Purpose of this script is to create a smaller subsection of the full Epigraphic Database Heidelberg (EDH) dataset that can be further explored for the purpose of the SNA within the Past Social Network Project, Aarhus University. A basic exploration of useful attributes connected to people on inscriptions, such as gender, age, social status, is included.

WARNING! The following code was designed for the 2021 version. As some attributes in the 2022 version changed, you may have to alter the code below where necessary.

1 Initial setup

knitr::opts_chunk$set(message = FALSE, warning = FALSE)

library(tidyverse)
library(jsonlite)
library(stringi)

# getwd() # check you working directory
dir.create("../data")
dir.create("../data/large_data")

# download as a local copy from Zenodo
# version 2021 (81476)
# download.file("https://zenodo.org/record/4888168/files/EDH_text_cleaned_2021-01-21.json?download=1", "../data/large_data/EDH_text_cleaned_2021-01-21.json")

########### WARNING! In case you get an error message, you may have to manually download the dataset from Zenodo and save it to the 'large_data' folder. Don't forget to check if the dataset or the entire folder is in your .gitignore file, otherwise you are risking accidental commit to GitHub and than having to deal with removing the large file from your commit. 

# version 2022 (81883)
# download.file("https://zenodo.org/record/7303886/files/EDH_text_cleaned_2022-11-03.json?download=1", "../data/large_data/EDH_text_cleaned_2022-11-03.json")
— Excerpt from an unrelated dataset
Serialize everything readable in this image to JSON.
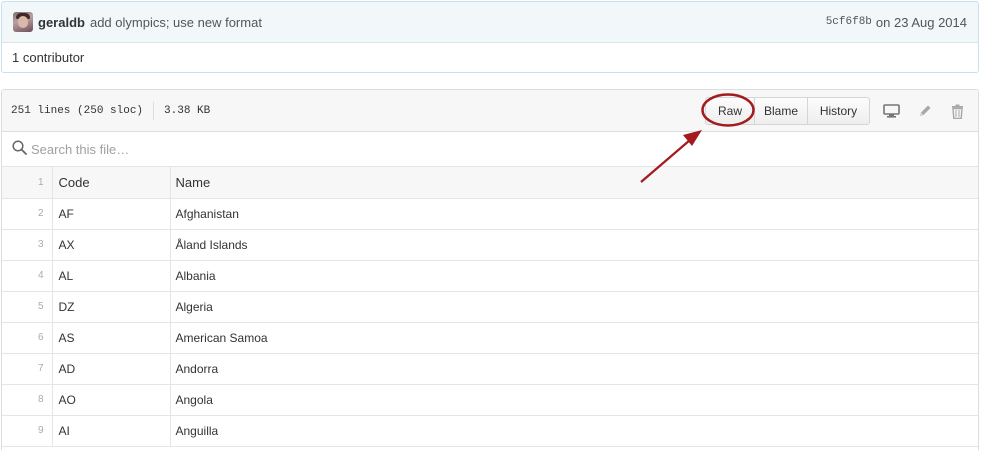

########### WARNING! The following code was designed for the 2021 version. As some attributes in the 2022 version changed, you may have to alter the code below where necessary.

# 2021
list_json <- jsonlite::fromJSON("../data/large_data/EDH_text_cleaned_2021-01-21.json")

# 2022
#list_json <- jsonlite::fromJSON("../data/large_data/EDH_text_cleaned_2022-11-03.json")

EDH <- as_tibble(list_json)

2 Subset the dataset to the minimal useful version

EDHs<- EDH %>% 
  select(id,
         coordinates, findspot_ancient_clean, province_label_clean, modern_region_clean,
         not_before, not_after,
        type_of_monument_clean, material_clean,
    type_of_inscription_clean,
    transcription, clean_text_interpretive_word, 
    people
    ) %>% 
  separate(col = coordinates, into = c("latitude", "longitude"), sep = ",")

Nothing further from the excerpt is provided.